In a new report published on March thirty, Chainalysis details how Bitcoin spending trends in 3 areas — merchant services, gambling and darknet marketplaces — have inverse, or even reversed.

Weakening correlation could be a boon for Bitcoin merchant services, says written report

Chainalysis reported that one such change in trend shows resilience among Bitcoin merchant services in the current economic crunch.

For case, the business firm's data for Bitcoin spending using merchant services from July 2022 until March 9, 2022 reveals that there was a potent positive correlation betwixt price and expenditure: the more Bitcoin is worth, the more likely holders are to spend it.

Since the COVID-nineteen outbreak, this positive correlation has weakened past roughly half, and the full value of expenditure has declined.

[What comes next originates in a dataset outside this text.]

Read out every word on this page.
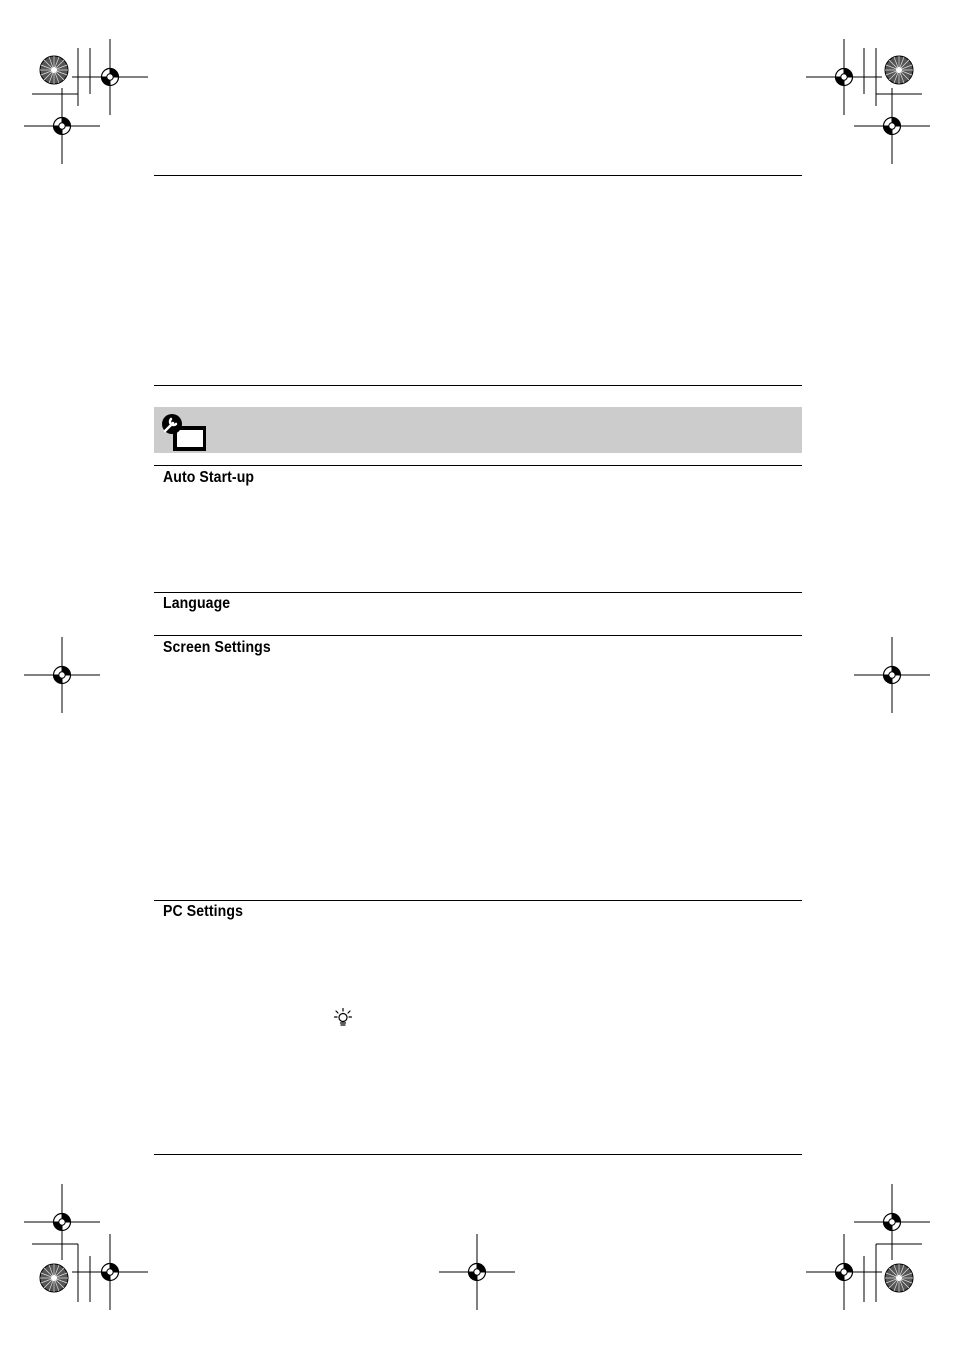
Auto Start-up
Language
Screen Settings
PC Settings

While this indicates that Bitcoin holders are indeed spending less during Bitcoin'south contempo decline in value, this decrease is less dramatic than might otherwise have been expected. This is considering since the outbreak, the forcefulness of the correlation between price and behavior has itself likewise weakened.

Then while Bitcoin's turn down in price does continue to pb to reduced spending — information technology does not do and so as significantly as it would accept done in pre-pandemic times. A weakened correlation means that the toll does is non dictating consumer beliefs as strongly as before.

Bitcoin usage, 7 July 2022— 27 March 2022

Bitcoin usage, 7 July 2022— 27 March 2022. Source: Chainalysis blog

Darknet marketplaces take a hit

Most conspicuous of all is the modify in user beliefs on darknet marketplaces, which normally has only a weak negative correlation to Bitcoin's price. Since the outbreak, withal, this correlation has reversed and strengthened — leading to a significant decrease in darknet market acquirement.

Chainalysis points to possible external factors to explain this trend, noting that illicit substances such as recreational drugs may be harder to come by due to the impact of disrupted supply chains worldwide:

"Contempo reports betoken out that Mexican drug cartels are having a harder time sourcing fentanyl, equally China's Hubei province — a hub of the global fentanyl trade — has been hitting hard as the epicenter of the outbreak. Such disruptions [...] could be hampering darknet market vendors' ability to do business organization."

With gambling, its marginally positive correlation to Bitcoin toll has corrected to zero since early March 2022 (i.e. no relationship), signaling that there appears to be no discernable impact of the pandemic on gamblers' behavior.

Chainalysis closes its report noting that with China'southward gradual comeback from the domestic COVID-19 crisis, darknet activity at present appears to exist seeing a gradual recovery there.

In January 2022, a Chainalysis report revealed that the volume of cryptocurrency flows on darknet markets had doubled in 2022 for the first fourth dimension in iv years.